You likely already know that there are risks to feeding your dog raw shrimp, including shellfish poisoning. Although it’s becoming more popular to feed our pets raw foods, it isn’t recommended by the FDA due to the risks to both humans and animals.
That said, can dogs eat cooked shrimp? Or is this one of the many foods that are better unshared with our pampered pups?
Dogs can eat cooked shrimp so long as it’s unseasoned and the shell, veins, and tail are removed. Dishes with shrimp may contain toxins such as garlic or onion, and is likely seasoned to human taste. Therefore, the best way to serve shrimp to your dog is to cook it yourself.
In this article, we’ll talk about whether dogs can eat shrimp, its health benefits, and its risks.
Is Cooked Shrimp Safe for Dogs?
The main problems with cooked shrimp are its high cholesterol and sodium levels.
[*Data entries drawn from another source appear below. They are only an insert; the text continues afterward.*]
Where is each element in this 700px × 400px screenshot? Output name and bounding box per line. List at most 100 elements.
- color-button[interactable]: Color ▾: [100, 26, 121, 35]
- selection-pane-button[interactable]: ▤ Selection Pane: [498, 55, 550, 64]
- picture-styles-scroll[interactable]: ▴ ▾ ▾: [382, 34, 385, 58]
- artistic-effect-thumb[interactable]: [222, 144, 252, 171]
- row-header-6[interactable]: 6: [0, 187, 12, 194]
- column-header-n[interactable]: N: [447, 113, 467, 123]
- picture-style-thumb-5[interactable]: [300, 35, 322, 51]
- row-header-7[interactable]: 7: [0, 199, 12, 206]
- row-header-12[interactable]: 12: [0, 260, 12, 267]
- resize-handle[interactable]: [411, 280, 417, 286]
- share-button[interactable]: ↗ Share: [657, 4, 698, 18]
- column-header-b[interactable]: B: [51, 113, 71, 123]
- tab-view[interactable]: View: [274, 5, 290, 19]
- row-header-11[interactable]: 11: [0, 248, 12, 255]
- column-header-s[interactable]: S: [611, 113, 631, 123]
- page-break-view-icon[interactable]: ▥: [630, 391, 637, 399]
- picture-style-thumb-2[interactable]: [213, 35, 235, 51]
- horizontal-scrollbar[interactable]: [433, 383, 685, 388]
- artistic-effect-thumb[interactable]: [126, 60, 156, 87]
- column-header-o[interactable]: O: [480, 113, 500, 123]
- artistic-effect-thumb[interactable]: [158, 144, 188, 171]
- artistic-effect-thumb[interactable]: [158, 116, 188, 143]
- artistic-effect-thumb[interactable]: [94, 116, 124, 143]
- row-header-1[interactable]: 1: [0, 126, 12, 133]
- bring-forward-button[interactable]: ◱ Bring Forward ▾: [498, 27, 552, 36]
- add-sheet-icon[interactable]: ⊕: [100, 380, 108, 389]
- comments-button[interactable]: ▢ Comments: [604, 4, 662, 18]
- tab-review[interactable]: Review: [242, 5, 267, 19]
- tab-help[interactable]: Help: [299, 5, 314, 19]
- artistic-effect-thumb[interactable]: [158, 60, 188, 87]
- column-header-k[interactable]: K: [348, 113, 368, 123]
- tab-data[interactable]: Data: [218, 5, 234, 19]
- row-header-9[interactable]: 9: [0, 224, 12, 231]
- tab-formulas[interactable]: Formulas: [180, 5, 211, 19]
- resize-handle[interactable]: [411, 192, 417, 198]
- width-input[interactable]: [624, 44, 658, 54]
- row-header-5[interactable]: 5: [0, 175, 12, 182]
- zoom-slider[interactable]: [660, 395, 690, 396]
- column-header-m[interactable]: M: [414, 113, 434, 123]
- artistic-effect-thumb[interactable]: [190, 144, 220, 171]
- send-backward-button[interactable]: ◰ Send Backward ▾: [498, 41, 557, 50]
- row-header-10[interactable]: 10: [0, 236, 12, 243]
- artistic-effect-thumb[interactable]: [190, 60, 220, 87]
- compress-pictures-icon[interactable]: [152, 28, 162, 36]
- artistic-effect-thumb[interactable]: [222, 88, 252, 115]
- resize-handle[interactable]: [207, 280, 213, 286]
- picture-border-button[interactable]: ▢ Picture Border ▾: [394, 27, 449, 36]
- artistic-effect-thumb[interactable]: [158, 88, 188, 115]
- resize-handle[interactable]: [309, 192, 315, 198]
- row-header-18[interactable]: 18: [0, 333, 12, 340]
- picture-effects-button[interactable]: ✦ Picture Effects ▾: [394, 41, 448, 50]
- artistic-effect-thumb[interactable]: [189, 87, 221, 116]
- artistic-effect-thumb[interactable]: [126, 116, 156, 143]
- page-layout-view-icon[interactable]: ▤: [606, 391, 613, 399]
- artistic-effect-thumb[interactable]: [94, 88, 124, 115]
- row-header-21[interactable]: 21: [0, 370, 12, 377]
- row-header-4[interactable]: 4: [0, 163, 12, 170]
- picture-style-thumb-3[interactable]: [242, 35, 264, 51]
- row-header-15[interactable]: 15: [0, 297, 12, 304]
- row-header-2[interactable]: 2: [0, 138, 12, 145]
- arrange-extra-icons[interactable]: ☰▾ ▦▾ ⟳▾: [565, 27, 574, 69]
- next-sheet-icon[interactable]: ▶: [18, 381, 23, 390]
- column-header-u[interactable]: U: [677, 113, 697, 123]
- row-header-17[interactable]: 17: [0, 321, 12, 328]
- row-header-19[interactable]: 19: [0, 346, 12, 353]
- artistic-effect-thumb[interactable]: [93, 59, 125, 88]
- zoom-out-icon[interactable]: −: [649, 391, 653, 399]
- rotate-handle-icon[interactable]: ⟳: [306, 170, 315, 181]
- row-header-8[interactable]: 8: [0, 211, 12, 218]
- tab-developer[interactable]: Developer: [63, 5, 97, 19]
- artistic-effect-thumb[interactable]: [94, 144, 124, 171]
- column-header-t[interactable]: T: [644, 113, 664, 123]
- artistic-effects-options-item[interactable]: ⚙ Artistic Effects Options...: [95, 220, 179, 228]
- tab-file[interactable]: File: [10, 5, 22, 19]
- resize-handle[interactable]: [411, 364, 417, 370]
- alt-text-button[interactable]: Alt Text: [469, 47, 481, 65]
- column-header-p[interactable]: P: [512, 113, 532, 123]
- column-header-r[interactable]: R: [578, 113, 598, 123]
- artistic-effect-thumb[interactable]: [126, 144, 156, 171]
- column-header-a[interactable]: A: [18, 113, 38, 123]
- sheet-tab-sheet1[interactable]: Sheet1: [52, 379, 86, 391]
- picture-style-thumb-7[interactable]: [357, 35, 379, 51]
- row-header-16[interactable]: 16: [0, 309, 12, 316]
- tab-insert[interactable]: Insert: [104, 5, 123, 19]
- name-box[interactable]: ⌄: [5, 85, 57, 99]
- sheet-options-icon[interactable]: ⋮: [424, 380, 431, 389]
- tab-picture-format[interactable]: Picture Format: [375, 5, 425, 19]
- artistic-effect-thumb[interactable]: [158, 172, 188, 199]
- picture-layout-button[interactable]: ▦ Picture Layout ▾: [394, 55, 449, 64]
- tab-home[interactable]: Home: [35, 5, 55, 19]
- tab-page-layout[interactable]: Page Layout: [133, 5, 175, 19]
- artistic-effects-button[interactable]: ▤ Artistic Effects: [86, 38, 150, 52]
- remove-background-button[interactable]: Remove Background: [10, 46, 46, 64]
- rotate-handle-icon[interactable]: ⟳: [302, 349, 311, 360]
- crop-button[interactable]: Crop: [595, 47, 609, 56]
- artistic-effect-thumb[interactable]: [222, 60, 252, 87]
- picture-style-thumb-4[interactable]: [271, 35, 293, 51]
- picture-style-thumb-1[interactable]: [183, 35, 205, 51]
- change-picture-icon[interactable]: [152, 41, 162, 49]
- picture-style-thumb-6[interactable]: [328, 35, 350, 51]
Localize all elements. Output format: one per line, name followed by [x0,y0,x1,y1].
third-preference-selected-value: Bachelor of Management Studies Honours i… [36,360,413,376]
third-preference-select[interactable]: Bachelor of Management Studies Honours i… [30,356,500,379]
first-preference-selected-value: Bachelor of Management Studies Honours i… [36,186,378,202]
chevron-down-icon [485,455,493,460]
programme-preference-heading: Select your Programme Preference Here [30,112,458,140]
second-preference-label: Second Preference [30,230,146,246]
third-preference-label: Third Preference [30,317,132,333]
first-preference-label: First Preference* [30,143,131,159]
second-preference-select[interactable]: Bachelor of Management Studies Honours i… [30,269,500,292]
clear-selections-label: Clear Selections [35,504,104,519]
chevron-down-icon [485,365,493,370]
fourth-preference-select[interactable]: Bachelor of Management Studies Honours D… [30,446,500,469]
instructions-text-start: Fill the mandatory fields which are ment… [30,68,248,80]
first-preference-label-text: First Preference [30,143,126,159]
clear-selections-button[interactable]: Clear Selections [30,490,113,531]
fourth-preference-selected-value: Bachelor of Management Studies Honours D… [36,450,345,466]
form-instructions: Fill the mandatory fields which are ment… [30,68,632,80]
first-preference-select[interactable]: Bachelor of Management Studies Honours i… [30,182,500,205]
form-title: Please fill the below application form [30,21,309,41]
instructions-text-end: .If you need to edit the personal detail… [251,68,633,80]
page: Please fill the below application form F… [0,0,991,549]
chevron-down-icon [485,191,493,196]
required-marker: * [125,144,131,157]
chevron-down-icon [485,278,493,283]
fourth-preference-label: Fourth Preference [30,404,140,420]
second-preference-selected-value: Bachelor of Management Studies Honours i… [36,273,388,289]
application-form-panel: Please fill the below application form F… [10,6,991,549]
Otherwise, it can be a fairly healthy snack when cooked plain and fed in moderation.
It doesn’t matter how you cook the shrimp—fried and boiled shrimp are both safe as well as cooked shrimp. However, it’s best not to season the shrimp or add butter or oil to it. This makes it less healthy for your pup, and certain seasonings are toxic to dogs.
Also avoid feeding shrimp if the dish contains garlic, onions, or other toxic ingredients. Check the ingredients carefully before feeding meals with shrimp in them—and know that these are likely to be less healthy for your dog than a plain, home-cooked piece of shrimp due to the added ingredients.
Adding shrimp as a staple in your dog’s diet is likely a bad idea. Always consult with your veterinarian before changing your dog’s daily diet.
But if you’re just looking to feed your pup a piece of cooked shrimp as a one-time treat, this is very unlikely to hurt them. Exceptions include if your dog has heart problems, as they’ll be more sensitive to the high cholesterol levels in shrimp.
As we discussed above, also ensure the shrimp is free of any toxic ingredients.
Risks of Cooked Shrimp for Dogs
- High in cholesterol
- High sodium levels
- Shrimps cooked into meals may contain unsafe or unhealthy ingredients such as garlic or onion
- Seasoned shrimp may be toxic, depending on the seasonings used
- New foods may cause stomach upset
If you do choose to feed your dog shrimp, it’s best to cook it yourself without any additives or seasonings and feed it in moderation.
Too much shrimp can cause health problems or stomach upset. Consult with your veterinarian before feeding shrimp if your dog has a heart condition.
Benefits of Cooked Shrimp for Dogs
Shrimp is low in fat and carbohydrates, so it may be a good choice as an occasional treat for dogs on a diet!
It also contains many vitamins and nutrients, including vitamin B12, phosphorus, potassium, magnesium, and iodine. Shrimp is a good source of Omega-3 fatty acids as well.
How Much Shrimp Can Dogs Eat?
Dogs should only have a small amount of shrimp, and it shouldn’t be a large part of their diet. Small dogs can be fed up to half of a shrimp, while large dogs can have a few shrimp at most.
If your dog has heart problems, it might be best to skip the shrimp. Talk to your veterinarian before feeding it as a treat, because shrimp is high in cholesterol.
If you’d like to feed your dog more shrimp or add it to their meals, I also recommend speaking to your veterinarian. Do know that they’re unlikely to agree to it, as your dog’s daily dog food should provide the nutrients they need. There are risks to feeding shrimp too often, as we addressed above.
What To Do if Your Dog Eats Shrimp
If your dog eats cooked shrimp, the first thing you should do is look at the ingredients in whatever it ate. Check for toxins like onion or garlic. If the dish contains a toxin, call your nearest emergency vet clinic or a pet poison hotline for help right away.
Next, try to estimate how much shrimp your dog ate. Small amounts of cooked shrimp without toxic ingredients are very unlikely to hurt your dog. Larger amounts might cause stomach upset or in rarer cases, more serious symptoms.
Keep an eye on your dog and note any symptoms of illness such as decreased appetite, tiredness, gulping, lip licking, and stomach pain.
If your dog vomits multiple times, has excessive diarrhea, vomits or poops blood, seems weak, or collapses, call an emergency veterinarian.